Gros colloque international sur les rapports entre texte et image, la semaine prochaine à l'INHA (IIe arrondissement, Paris). Comme d'habitude, je ne pourrais pas y assister, faute de temps... Ce genre de "grande messe" scientifique, avec 3 ateliers parallèles pendant toute une semaine, est en général assez assourdissant, mais je ne doute pas qu'on y trouve beaucoup de grain à moudre. Pour ceux qui ont un peu plus de temps que moi en ce moment, ça vaut le coup d'aller y glisser une oreille.

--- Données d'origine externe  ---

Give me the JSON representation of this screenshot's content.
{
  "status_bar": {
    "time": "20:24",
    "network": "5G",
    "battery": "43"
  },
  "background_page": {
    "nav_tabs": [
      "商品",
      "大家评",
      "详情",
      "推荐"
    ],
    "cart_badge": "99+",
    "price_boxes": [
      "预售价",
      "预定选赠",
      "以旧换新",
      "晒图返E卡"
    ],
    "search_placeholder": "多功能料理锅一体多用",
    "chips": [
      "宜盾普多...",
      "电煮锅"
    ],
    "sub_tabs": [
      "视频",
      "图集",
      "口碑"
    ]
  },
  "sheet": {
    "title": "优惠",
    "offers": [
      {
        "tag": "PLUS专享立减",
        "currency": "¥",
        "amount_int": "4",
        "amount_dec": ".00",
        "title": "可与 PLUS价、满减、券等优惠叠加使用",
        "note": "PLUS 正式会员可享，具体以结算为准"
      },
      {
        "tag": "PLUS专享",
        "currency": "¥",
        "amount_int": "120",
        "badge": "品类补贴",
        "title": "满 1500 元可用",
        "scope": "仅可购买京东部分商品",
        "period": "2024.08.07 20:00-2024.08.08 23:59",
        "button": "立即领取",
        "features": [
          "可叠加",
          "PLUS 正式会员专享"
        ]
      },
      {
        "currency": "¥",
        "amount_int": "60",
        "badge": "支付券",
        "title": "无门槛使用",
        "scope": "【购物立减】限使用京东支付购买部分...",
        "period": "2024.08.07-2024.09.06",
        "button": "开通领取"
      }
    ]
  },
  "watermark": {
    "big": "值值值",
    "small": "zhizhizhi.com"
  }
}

Le programme se trouve ici, et le descriptif des conférences à cet endroit.
Je recommande notamment:
  • l'atelier 3, "Image et pédagogie",
  • l'atelier 8, "Oeuvre d'art et action rituelle, analyse des formes et des pratiques",
  • l'atelier 9, "Pouvoir de l'image, puissance de l'écriture: formes d'efficacité du sacré en Extrême-Orient",
  • l'atelier 10, "Les objets magiques, procédés rituels et visuels"
  • l'atelier 14, "Frontons et frontispices",
  • l'atelier 16, "Texte, image et censure",
  • l'atelier 20, "Efficacités du blanc, l'Occident et l'Extrême-Orient",
  • l'atelier 24, "Renfermements idélogiques: l'espace et la représentation des slogans politiques au XXe siècle",
  • l'atelier 25, "Le musée imaginaire de la caricature".
Par ailleurs, pour les amateurs de cinéma, l'atelier 17 sur les storyboards; pour les afficionados de génétique des textes, l'atelier 18 (avec une conférence sur Lewis Carroll); et pour les mélomanes, l'atelier 19 sur la question de l'écriture musicale. Il y en a pour tous les goûts, comme vous voyez. Ca m'embête vraiment de ne pas pouvoir assister à un ou deux ateliers...
Si quelqu'un va y faire un tour, pourrait-il publier un compte-rendu de ce à quoi il a assisté sur ombres vertes? Me faire signe par message personnel.

mercredi 28 mai 2008

A quoi servent les sciences humaines?

Le dernier numéro de la Revue internationale des livres et des idées fournit des éléments de réponse à cette épineuse question. Je viens de découvrir cette revue, qui me faisait de l'oeil dans le kiosque de mon marchand de journaux, et c'est une très bonne découverte. La formule est celle d'articles très poussés, à la limite de l'essai, commentant des ouvrages de sciences humaines (littérature, histoire, philosophie, anthropologie, politique...) récemment sortis. Avec une dimension internationale, qui reprend des recensions de livres faites par exemple dans la London Review of Books ou la New York Review of Books ; et avec un engagement politique nettement marqué à gauche, tendance Monde Diplomatique, c'est-à-dire gauche critique et intellectuelle, pas gauche populaire, caviar ou nécessairement revendicatrice. Une espèce de mélange audacieux, donc, entre la ligne internationale du Courrier International et la ligne politique (et esthétique, dans la maquette et l'iconographie) du Monde Diplomatique.
Au sommaire du n°5, je conseille entre autres (je n'ai pas tout lu!) l'article d'Alain de Libera qui concerne la récente polémique Gouguenheim sur la question de la réception d'Aristote dans l'Occident médiéval, et de la place de la civilisation arabe dans ce transfert culturel. Alain de Libera répond très intelligemment et très vigoureusement à Gouguenheim, qui l'avait directement attaqué dans un article du Monde ; Alain de Libera avait proposé un texte au quotidien en manière de droit de réponse, celui-ci l'a refusé, la RILI l'a publié.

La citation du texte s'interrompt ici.